Avant de boire, il suit les directives de son instructrice : d’abord humer le liquide doré, puis tremper ses lèvres pour les laisser chatouiller par les bulles et enfin avaler une gorgée. Le rituel lui fait oublier momentanément son débat intérieur sur l’interdit religieux. Mais ses scrupules ne disparaissent pas pour autant. 

Adèle choisit ce moment pour faire une apparition aussi légère que lumineuse. Belaïd se lève. Surpris, Jean l’imite. Elle vient vers l’invité et hésite un moment avant de lui tendre une petite main frêle qui frémit dans la sienne comme un petit oiseau sorti de son nid. « Adèle », annonce-t-elle.

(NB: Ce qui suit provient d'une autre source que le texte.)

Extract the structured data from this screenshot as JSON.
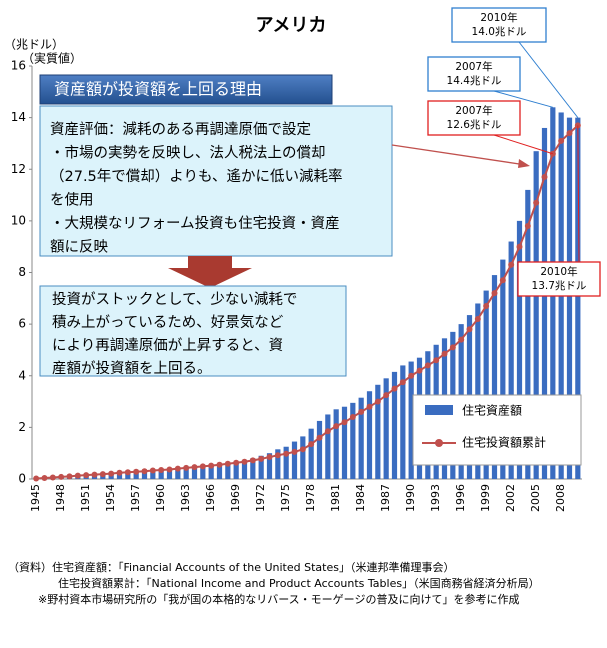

Il ne sait pas comment agir. Il se contente de garder la petite main. Sentant l’incongruité de l’instant, Jean intervient pour faire les présentations. « C’est ton apparition métamorphosée en Adèle », lui lance-t-il. « Voici notre cher ami Belaïd, un lettré et néanmoins excellent chasseur », dit-il à sa nièce. Elle dégage sa main et fait une légère révérence. Il ne sait toujours pas quoi faire, mais ses yeux ne la quittent plus. C’est Françoise qui sauve la situation en invitant tout le monde à prendre place.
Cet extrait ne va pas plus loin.